Visualizing the hospital locations, in addition to collisions that occurred more than 10 kilometers away from the closest hospital. 

In [14]:
m_6 = folium.Map(location=[40.7, -74], zoom_start=11) 

coverage = gpd.GeoDataFrame(geometry=hospitals.geometry).buffer(10000) # 10km coveraeg buffer
folium.GeoJson(coverage.geometry.to_crs(epsg=4326)).add_to(m_6) # GeoJson for coverage of hospitals
HeatMap(data=outside_range[['LATITUDE', 'LONGITUDE']], radius=9).add_to(m_6) # Heatmap for outside range
folium.LatLngPopup().add_to(m_6) # Popup for latitude and longitude to recommend new hospitals

embed_map(m_6, 'm_6.html')

![Q1](m6.jpg)

**I used the above map to click on the map to see a pop-up with the corresponding location in latitude and longitude, where the heatmap shows the higher density of crashes that occurred more than 10 kilometers away from the closest hospital.**

**Let's say that the city wants to build new hospitals. They want to have a goal of bringing the percentage of collisions that occurred more than 10 kilometers away from the closest hospital to less than ten percent without worrying about what potential buildings would have to be removed in order to build the hospitals. I tried getting it down to 10 percent with recommending only one new hospital, but it was not enough. Hence I decided to recommend **two new hospitals** at two different locations. This brought down the percentage to less than ten percent - **`9.12 percent`**.**

##### I developed the following code with the help of some online resources that takes in the proposed location of two new hospitals and returns the percentage of collisions that occurred more than 10 kilometers away from the closest hospital along with the map showing the proposed locations and their coverage. This code helped me to experiment with different locations without worrying about writing the same code over and over again.

In [15]:
# proposed location of hospital 1
lat_1 = 40.6714
long_1 = -73.8492

# proposed location of hospital 2
lat_2 = 40.6702
long_2 = -73.7612


# function to check if new hospital locations will get the percentage of collisions more than 10km to <10%
def new_hospital(lat_1, long_1, lat_2, long_2):
    new_df = pd.DataFrame(
        {'Latitude': [lat_1, lat_2],
         'Longitude': [long_1, long_2]})
    new_gdf = gpd.GeoDataFrame(new_df, geometry=gpd.points_from_xy(new_df.Longitude, new_df.Latitude))
    new_gdf.crs = {'init' :'epsg:4326'}
    new_gdf = new_gdf.to_crs(epsg=2263)
    # get new percentage
    new_coverage = gpd.GeoDataFrame(geometry=new_gdf.geometry).buffer(10000)
    new_my_union = new_coverage.geometry.unary_union
    new_outside_range = outside_range.loc[~outside_range["geometry"].apply(lambda x: new_my_union.contains(x))]
    new_percentage = round(100*len(new_outside_range)/len(collisions), 2)
    print("(NEW) Percentage of collisions more than 10 km away from the closest hospital: {}%".format(new_percentage))
    # make the map
    m = folium.Map(location=[40.7, -74], zoom_start=11) 
    folium.GeoJson(coverage.geometry.to_crs(epsg=4326)).add_to(m)
    folium.GeoJson(new_coverage.geometry.to_crs(epsg=4326)).add_to(m)
    for idx, row in new_gdf.iterrows():
        Marker([row['Latitude'], row['Longitude']]).add_to(m)
    HeatMap(data=new_outside_range[['LATITUDE', 'LONGITUDE']], radius=9).add_to(m)
    folium.LatLngPopup().add_to(m)
    display(embed_map(m, 'q_6.html'))

# Testing the function new_hospital
new_hospital(lat_1, long_1, lat_2, long_2)

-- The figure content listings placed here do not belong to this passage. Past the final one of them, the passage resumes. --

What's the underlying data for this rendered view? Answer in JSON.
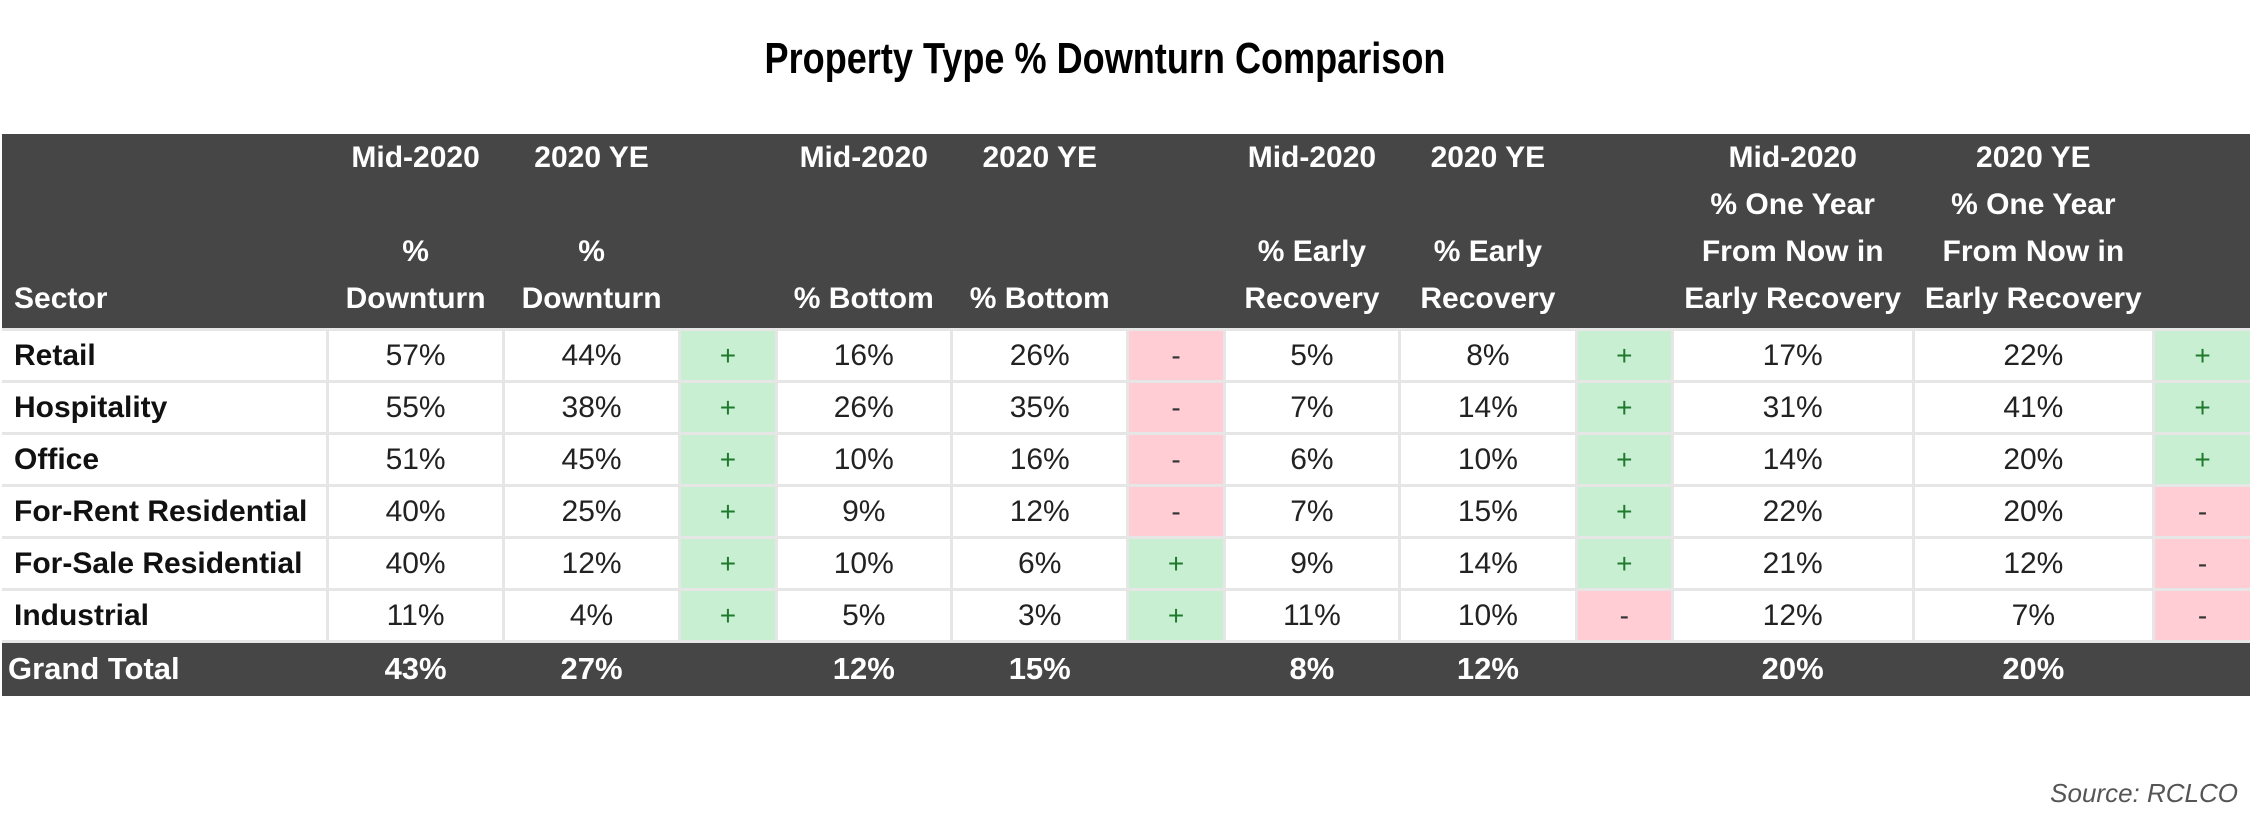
{
  "chart_data": {
    "type": "table",
    "title": "Property Type % Downturn Comparison",
    "header_row_label": "Sector",
    "column_groups": [
      {
        "columns": [
          {
            "top": "Mid-2020",
            "sub": "% Downturn"
          },
          {
            "top": "2020 YE",
            "sub": "% Downturn"
          }
        ]
      },
      {
        "columns": [
          {
            "top": "Mid-2020",
            "sub": "% Bottom"
          },
          {
            "top": "2020 YE",
            "sub": "% Bottom"
          }
        ]
      },
      {
        "columns": [
          {
            "top": "Mid-2020",
            "sub": "% Early Recovery"
          },
          {
            "top": "2020 YE",
            "sub": "% Early Recovery"
          }
        ]
      },
      {
        "columns": [
          {
            "top": "Mid-2020",
            "sub": "% One Year From Now in Early Recovery"
          },
          {
            "top": "2020 YE",
            "sub": "% One Year From Now in Early Recovery"
          }
        ]
      }
    ],
    "rows": [
      {
        "sector": "Retail",
        "values": [
          57,
          44,
          16,
          26,
          5,
          8,
          17,
          22
        ],
        "display": [
          "57%",
          "44%",
          "16%",
          "26%",
          "5%",
          "8%",
          "17%",
          "22%"
        ],
        "indicators": [
          "+",
          "-",
          "+",
          "+"
        ]
      },
      {
        "sector": "Hospitality",
        "values": [
          55,
          38,
          26,
          35,
          7,
          14,
          31,
          41
        ],
        "display": [
          "55%",
          "38%",
          "26%",
          "35%",
          "7%",
          "14%",
          "31%",
          "41%"
        ],
        "indicators": [
          "+",
          "-",
          "+",
          "+"
        ]
      },
      {
        "sector": "Office",
        "values": [
          51,
          45,
          10,
          16,
          6,
          10,
          14,
          20
        ],
        "display": [
          "51%",
          "45%",
          "10%",
          "16%",
          "6%",
          "10%",
          "14%",
          "20%"
        ],
        "indicators": [
          "+",
          "-",
          "+",
          "+"
        ]
      },
      {
        "sector": "For-Rent Residential",
        "values": [
          40,
          25,
          9,
          12,
          7,
          15,
          22,
          20
        ],
        "display": [
          "40%",
          "25%",
          "9%",
          "12%",
          "7%",
          "15%",
          "22%",
          "20%"
        ],
        "indicators": [
          "+",
          "-",
          "+",
          "-"
        ]
      },
      {
        "sector": "For-Sale Residential",
        "values": [
          40,
          12,
          10,
          6,
          9,
          14,
          21,
          12
        ],
        "display": [
          "40%",
          "12%",
          "10%",
          "6%",
          "9%",
          "14%",
          "21%",
          "12%"
        ],
        "indicators": [
          "+",
          "+",
          "+",
          "-"
        ]
      },
      {
        "sector": "Industrial",
        "values": [
          11,
          4,
          5,
          3,
          11,
          10,
          12,
          7
        ],
        "display": [
          "11%",
          "4%",
          "5%",
          "3%",
          "11%",
          "10%",
          "12%",
          "7%"
        ],
        "indicators": [
          "+",
          "+",
          "-",
          "-"
        ]
      }
    ],
    "total": {
      "sector": "Grand Total",
      "values": [
        43,
        27,
        12,
        15,
        8,
        12,
        20,
        20
      ],
      "display": [
        "43%",
        "27%",
        "12%",
        "15%",
        "8%",
        "12%",
        "20%",
        "20%"
      ]
    },
    "indicator_colors": {
      "+": "#c9efd2",
      "-": "#ffcdd3"
    },
    "header_color": "#464646",
    "source": "Source: RCLCO"
  }
}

  in_crs_string = _prepare_from_proj_string(in_crs_string)


(NEW) Percentage of collisions more than 10 km away from the closest hospital: 9.12%


![Q1](q6.jpg)

### Proposed Location of New Hospitals:

**`40.6714, -73.8492`** and **`40.6702, -73.7612`**

### By strategically placing two new hospitals at these coordinates, we can significantly enhance emergency response times. This proactive approach aims to reduce the percentage of collisions occurring outside the 10 km coverage of hospitals from 15.12% to a more effective 9.12%. This data-driven analysis, spanning from 2013 to 2018, underscores the potential to save lives by swiftly reaching accident sites.